As researchers like Johanna Drucker and Jerome McGann, Concrete and Letterist poets, typeface designers and typographers have long known, letters have great expressive power and statuesque complexity. And in digital media, fonts aren’t just pretty shapes for letters: they are software with programmed behaviors, seen in the algorithms that determine kerning, for example. How a letter is spaced when placed next to another is part of the art and craft of typographers, and is encoded into digital fonts.
But that is not all they can do, as Piringer’s poem demonstrates. These letters are programmed with other behaviors, patterned after crickets, vehicles, birds, and react in different ways to coming into contact with each other as they move and leave traces on the virtual page-like surface they are placed into. The environment itself isn’t entirely page-like either, since its edges can be wraparound or imbued with gravity (or lack of) so the letters move towards or away from the bottom of the screen, which can be tilted to redirect the flow of letters. The letters can be touched, dragged, pointed in directions, and even destroyed in this poem, but they cannot be controlled, suggesting that they have minds of their own, as they follow their programmed behaviors and make their distinctive sounds. The aspect of sound is another of the great delights of this poem. Informed by a rich sound poetry tradition, each letter is assigned one or several recorded (and phonetically informed) vocalizations. This aural dimension of the letters also responds to collisions in diverse ways, depending upon the behavior chosen for the letters and their environment.
This very inexpensive app is a valuable poetic experience of the expressive possibilities of language in this digital environment.
“Spine Sonnet” by Jody Zellen

This conceptual generative poem draws lines randomly from a set of 2500 images of book spines, all in the areas of art, theory, and architecture. The result is a stack of 14 books with titles that can be read as lines in a sonnet. The image above is from the Web version, which contains much more information than simply what appears in the titles: color, width, varied typography, author, press, logos, and other pictorial information. The image below is from the iOS version, which only presents the titles in plain, left justified, sans serif white text on a black background.

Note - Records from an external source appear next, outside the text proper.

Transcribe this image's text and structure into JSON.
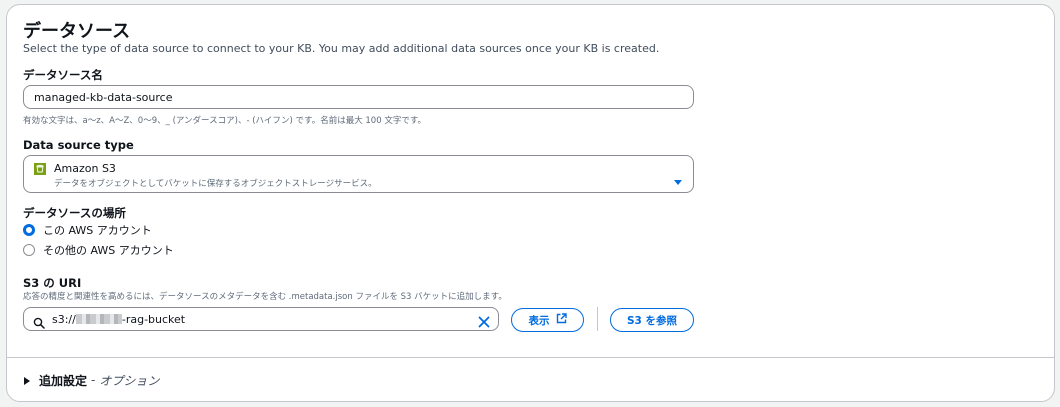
{
  "section": {
    "title": "データソース",
    "description": "Select the type of data source to connect to your KB. You may add additional data sources once your KB is created."
  },
  "name_field": {
    "label": "データソース名",
    "value": "managed-kb-data-source",
    "hint": "有効な文字は、a〜z、A〜Z、0〜9、_ (アンダースコア)、- (ハイフン) です。名前は最大 100 文字です。"
  },
  "source_type": {
    "label": "Data source type",
    "selected_title": "Amazon S3",
    "selected_description": "データをオブジェクトとしてバケットに保存するオブジェクトストレージサービス。",
    "icon": "s3-bucket-icon"
  },
  "location": {
    "label": "データソースの場所",
    "options": [
      {
        "label": "この AWS アカウント",
        "checked": true
      },
      {
        "label": "その他の AWS アカウント",
        "checked": false
      }
    ]
  },
  "s3_uri": {
    "label": "S3 の URI",
    "hint": "応答の精度と関連性を高めるには、データソースのメタデータを含む .metadata.json ファイルを S3 バケットに追加します。",
    "value_prefix": "s3://",
    "value_suffix": "-rag-bucket",
    "view_button": "表示",
    "browse_button": "S3 を参照"
  },
  "advanced": {
    "title": "追加設定",
    "separator": "-",
    "subtitle": "オプション"
  },
  "colors": {
    "accent": "#006ce0",
    "s3_green": "#7aa116",
    "border": "#8c8c94"
  }
}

The image-based web version draws attention to the materiality of the book, its heft, width, length, suggesting that poetry that can be found in a stack of books. The iOS version focuses our attention on the language itself and how the titles read as lines of poetry. The title of a book can be as carefully chosen as a line in a poem, and exhibit similar compression. The typography and design of a book is also artistic and tactical in its choices and to see all that information stripped from the text in the iOS version may sadden those of us raised to love books and print culture.
Seen together, are these two versions of the poem a comment on the future of the book in digital media? And since this work evokes the sonnet tradition, is the more recent iOS app a counterpoint to the Web version?
Book culture and sonnets are both centuries-old traditions. Are both stripped of their value and tradition in this conceptual poem?